I am a newbie to C and it took me 2 hours to figure out the problem.
void helper(char* a, char* b){
a = malloc(strlen(b));
memcpy(a, b, strlen(b));
printf("%s %s\n", a, b);
}
int main(){
char* b = "hello";
char* a;
helper(a, b);
printf("%s", a);
}
While a is always null. Is there anything I missed?
In main(), a and b are pointers.
helper(a, b); gives a copy of pointer a and a copy of pointer b to helper() as part of the call to helper().
The function completes.
The a in main() is not updated/changed by the call helper(a, b). Neither is b changed.
Code needs a new approach of which there are several good ones. Example: Use the return value of helper2().
char *helper2(const char *source);
int main(void) {
const char* b = "hello";
char* a = helper2(b);
printf("<%s>", a);
free(a);
}
Now create helper2(). Code template follows:
#include <...> // whats includes are needed.
#include <...>
char *helper2(const char *source) {
size_t size_needed = ....; // length + 1 for the null character
char *destination = ...' // allocate
if (destination ...) { // Successful allocation?
memcpy(destination, ...., ...); // copy - include null character
}
return ... // What should be returned here?
}
You've missed the fact that main() passes a copy of a to helper() by value. So the a in helper() is a completely different variable (even though you've given it the same name) - it has a different address.
The change of a in helper() therefore does not affect the a in main() at all.
Regardless of what helper() does, main() exhibits undefined behaviour. a is uninitialised, so passing its value to helper() gives undefined behaviour. Passing it to printf() gives undefined behaviour for the same reason.

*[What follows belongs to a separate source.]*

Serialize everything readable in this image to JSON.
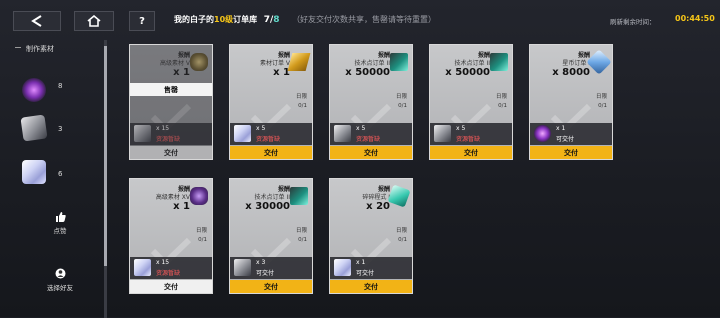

The printf() call in helper() also has undefined behaviour, since %s causes printf() to expect a string terminated by a '\0', but the memcpy() call has not copied such a thing to a. Practically, printf() will probably keep stepping from a through random memory until it happens to find a byte with zero value. This may result in garbage output or (if there is no such byte in memory) an obscure program crash.
A partial fix of your code would be to make the change of a in helper() visible to main(). For example;
/* Danger: This code still has undefined behaviour */
void helper(char **a, char* b)
/* note usage of extra * on every usage of a in this function */
{
*a = malloc(strlen(b));
memcpy(*a, b, strlen(b));
printf("%s %s\n", *a, b);
}
int main()
{
char* b = "hello";
char* a;
helper(&a, b); /* note use of ampersand here */
printf("%s", a);
free(a); /* a has been malloc()ed, so free() it */
/* using a here will give undefined behaviour, since it is free()d */
}
This code makes the changes to a in helper() visible to main(), by use of pointers.
The problem with this partially fixed code code is that %s still causes printf to expect that a to be terminated with a trailing '\0', but the memcpy() does not copy such a trailing '\0'. So both printf() calls (in both helper() and main()) still have undefined behaviour.
To fix this, we need to change helper() to
void helper(char **a, char* b)
{
*a = malloc(strlen(b) + 1);
memcpy(*a, b, strlen(b) + 1);
printf("%s %s\n", *a, b);
}
which allocates a larger buffer, and copies the content of b - with its contained '\0' into that additional length.
An alternative is to use strcpy() instead of memcpy().
void helper(char **a, char* b)
{
*a = malloc(strlen(b) + 1);
strcpy(*a, b);
printf("%s %s\n", *a, b);
}
The only difference is that strcpy() copies characters until it finds the trailing '\0' in b.
You didnt change a inside the function. when you did malloc a received new address.
void helper(char **a, char *b){
*a = malloc(strlen(b)+1); //+1 for the \0 in the end of b
strcpy(*a, b);
printf("%s %s\n", *a, b);
}
int main(void){
char *b = "hello";
char *a;
helper(&a, b);
printf("%s\n", a);
}
And in you code you didnt use free.. You have to free all the pointers that you did malloc...
so add free(a) in the end of the main.
I renamed variables, to be clear. What #chux said, is value of variable 'a' changed, but value of variable 'x' - not.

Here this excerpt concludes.